«Les armes vont continuer à parler» dans l’enclave angolaise de Cabinda. C’est ce qu’a déclaré dimanche Rodrigues Mingas, responsable du groupe séparatiste qui a revendiqué l’attaque contre la délégation du Togo à la Coupe d’Afrique des Nations.

«Nous sommes en guerre et tous les coups sont permis», a ajouté le secrétaire général des Forces de Libération de l’Etat du Cabinda-Position militaire, joint par téléphone à Paris, où il est exilé. Il a reproché au président de la Confédération africaine de football, Isaa Hayatou, d’avoir décidé de maintenir sept matches de la Coupe dans l’enclave séparatiste. «Ca va continuer parce que le pays est en guerre.»
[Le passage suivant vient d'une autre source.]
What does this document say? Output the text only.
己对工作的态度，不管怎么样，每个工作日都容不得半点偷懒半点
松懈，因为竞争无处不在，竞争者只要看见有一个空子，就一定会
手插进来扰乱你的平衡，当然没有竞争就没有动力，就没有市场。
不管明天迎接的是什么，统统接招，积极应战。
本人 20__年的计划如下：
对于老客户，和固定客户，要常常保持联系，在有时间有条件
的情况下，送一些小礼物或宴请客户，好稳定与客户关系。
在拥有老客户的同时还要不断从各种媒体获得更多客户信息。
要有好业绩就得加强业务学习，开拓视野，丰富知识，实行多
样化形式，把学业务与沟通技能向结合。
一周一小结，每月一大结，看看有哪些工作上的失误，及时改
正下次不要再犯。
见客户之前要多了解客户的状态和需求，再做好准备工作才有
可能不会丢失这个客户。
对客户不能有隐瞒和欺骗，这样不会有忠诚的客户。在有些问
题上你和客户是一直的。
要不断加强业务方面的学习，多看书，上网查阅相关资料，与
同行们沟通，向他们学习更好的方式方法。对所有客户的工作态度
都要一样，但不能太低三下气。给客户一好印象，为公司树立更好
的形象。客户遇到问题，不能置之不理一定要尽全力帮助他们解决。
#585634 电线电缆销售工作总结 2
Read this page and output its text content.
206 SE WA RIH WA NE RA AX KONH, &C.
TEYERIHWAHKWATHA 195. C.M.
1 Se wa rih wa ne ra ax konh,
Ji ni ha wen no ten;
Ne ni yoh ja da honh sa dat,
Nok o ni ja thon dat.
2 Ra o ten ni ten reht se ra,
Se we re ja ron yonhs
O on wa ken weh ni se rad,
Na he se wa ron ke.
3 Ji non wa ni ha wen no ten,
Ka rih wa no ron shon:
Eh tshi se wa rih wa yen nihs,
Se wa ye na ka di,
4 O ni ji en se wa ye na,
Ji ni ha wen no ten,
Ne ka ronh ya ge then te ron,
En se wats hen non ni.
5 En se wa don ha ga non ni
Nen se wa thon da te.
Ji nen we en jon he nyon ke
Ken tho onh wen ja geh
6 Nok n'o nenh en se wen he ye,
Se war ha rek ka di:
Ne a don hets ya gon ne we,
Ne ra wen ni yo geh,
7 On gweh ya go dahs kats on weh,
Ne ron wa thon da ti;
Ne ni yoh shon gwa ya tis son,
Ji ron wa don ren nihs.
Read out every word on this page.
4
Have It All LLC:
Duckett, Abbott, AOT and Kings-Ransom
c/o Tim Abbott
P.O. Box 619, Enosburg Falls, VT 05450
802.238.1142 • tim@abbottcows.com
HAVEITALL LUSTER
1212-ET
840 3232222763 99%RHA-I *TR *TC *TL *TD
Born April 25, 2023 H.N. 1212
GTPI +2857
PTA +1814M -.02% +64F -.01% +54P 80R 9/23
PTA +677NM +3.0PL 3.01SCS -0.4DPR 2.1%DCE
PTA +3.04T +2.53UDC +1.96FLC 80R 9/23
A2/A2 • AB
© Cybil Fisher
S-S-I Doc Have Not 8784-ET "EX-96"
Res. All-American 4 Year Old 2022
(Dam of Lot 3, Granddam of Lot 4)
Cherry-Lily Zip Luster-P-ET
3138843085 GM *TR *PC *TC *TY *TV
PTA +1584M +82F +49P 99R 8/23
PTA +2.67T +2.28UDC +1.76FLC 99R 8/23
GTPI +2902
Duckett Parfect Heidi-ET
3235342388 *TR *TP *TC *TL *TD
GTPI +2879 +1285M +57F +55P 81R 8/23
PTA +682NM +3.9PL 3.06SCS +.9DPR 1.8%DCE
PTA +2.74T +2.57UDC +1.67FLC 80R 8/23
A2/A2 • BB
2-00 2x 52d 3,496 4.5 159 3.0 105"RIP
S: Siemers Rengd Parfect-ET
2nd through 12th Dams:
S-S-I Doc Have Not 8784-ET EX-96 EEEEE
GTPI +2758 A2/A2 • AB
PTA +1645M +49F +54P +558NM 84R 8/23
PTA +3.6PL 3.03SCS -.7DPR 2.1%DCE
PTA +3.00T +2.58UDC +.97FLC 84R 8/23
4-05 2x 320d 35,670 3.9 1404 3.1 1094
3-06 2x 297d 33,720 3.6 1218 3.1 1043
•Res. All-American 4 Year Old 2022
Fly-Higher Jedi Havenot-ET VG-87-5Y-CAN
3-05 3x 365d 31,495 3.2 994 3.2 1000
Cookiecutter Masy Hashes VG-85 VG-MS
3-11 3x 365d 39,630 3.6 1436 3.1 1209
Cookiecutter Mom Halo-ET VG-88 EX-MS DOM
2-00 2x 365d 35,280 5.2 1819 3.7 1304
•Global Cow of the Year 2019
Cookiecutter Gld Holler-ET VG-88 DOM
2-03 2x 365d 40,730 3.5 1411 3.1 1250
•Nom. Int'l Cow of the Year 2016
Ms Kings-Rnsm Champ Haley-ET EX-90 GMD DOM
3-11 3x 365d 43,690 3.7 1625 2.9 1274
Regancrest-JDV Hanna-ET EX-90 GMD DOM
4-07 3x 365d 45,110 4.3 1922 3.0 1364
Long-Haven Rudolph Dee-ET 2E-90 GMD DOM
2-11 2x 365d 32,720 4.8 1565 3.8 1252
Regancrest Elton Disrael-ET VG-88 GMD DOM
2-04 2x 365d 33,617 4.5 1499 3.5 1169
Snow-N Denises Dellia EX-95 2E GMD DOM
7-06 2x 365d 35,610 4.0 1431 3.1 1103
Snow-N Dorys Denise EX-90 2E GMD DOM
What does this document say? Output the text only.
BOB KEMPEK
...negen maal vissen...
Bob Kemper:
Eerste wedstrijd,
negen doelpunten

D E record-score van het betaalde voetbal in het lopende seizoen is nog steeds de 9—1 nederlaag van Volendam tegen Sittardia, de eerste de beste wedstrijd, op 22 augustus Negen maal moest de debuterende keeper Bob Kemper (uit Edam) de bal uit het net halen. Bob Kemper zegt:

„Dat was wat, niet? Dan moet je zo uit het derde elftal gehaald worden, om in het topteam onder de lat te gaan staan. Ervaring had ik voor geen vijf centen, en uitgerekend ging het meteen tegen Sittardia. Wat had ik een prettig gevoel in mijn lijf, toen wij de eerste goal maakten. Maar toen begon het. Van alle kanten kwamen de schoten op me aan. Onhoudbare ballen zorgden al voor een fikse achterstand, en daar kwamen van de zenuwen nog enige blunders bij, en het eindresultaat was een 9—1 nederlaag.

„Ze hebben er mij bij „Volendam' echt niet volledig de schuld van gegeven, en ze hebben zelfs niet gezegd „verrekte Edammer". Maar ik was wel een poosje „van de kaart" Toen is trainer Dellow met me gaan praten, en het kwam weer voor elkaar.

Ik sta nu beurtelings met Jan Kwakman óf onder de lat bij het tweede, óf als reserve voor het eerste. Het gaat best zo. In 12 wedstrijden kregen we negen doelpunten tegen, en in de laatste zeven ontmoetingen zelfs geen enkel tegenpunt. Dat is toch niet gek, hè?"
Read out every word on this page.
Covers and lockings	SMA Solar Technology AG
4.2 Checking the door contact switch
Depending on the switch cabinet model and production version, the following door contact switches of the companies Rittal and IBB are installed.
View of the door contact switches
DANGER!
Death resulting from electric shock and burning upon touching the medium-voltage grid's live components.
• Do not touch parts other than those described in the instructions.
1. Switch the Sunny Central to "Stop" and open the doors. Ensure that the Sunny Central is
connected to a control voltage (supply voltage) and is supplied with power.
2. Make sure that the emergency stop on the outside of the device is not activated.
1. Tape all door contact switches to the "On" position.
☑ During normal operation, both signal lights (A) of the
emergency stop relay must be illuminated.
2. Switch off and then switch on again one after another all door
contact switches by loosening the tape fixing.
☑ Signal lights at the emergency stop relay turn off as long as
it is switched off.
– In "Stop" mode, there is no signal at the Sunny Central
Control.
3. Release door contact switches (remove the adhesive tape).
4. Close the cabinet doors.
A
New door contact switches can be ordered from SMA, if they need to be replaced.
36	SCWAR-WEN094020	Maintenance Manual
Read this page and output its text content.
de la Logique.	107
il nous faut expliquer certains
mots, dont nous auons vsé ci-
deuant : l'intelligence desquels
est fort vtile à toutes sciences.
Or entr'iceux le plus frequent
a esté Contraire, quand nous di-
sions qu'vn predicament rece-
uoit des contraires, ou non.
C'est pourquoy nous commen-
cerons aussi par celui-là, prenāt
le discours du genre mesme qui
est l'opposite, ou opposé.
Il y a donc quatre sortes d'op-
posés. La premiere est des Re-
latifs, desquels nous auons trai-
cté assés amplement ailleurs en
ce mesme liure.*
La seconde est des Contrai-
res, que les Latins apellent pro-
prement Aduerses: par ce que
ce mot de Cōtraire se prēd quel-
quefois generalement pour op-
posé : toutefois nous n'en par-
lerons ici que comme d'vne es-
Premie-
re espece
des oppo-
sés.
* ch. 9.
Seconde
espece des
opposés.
En début de week-end, les joueurs de la sélection du Togo ont en effet été pris pour cible d’une fusillade séparatistes alors que leur bus franchissait la frontière entre le Congo-Brazzaville et l’Angola. Bilan provisoire: deux morts et une dizaines de blessés.

Dimanche matin, l’équipe des Eperviers a annoncé qu’elle souhaitait rester en Angola et participer à la CAN. Sur quoi le gouvernement togolais a exigé que les Eperviers rentrent au pays. Un avion officiel togolais a d’ailleurs quitte Lomé dimanche matin pour l’Angola pour ramener les joueurs, a déclaré le premier ministre Gilbert Fossoun Houngbo. Pour l’heure, c’est donc la confusion.

«En mémoire de ses disparus, l’équipe nationale a décidé de participer à la CAN, a déclaré le footballeur togolais Dossevi. On a tous très mal au cœur, ce n’est plus une fête, mais nous avons envie de montrer nos couleurs, nos valeurs et que nous sommes des hommes.»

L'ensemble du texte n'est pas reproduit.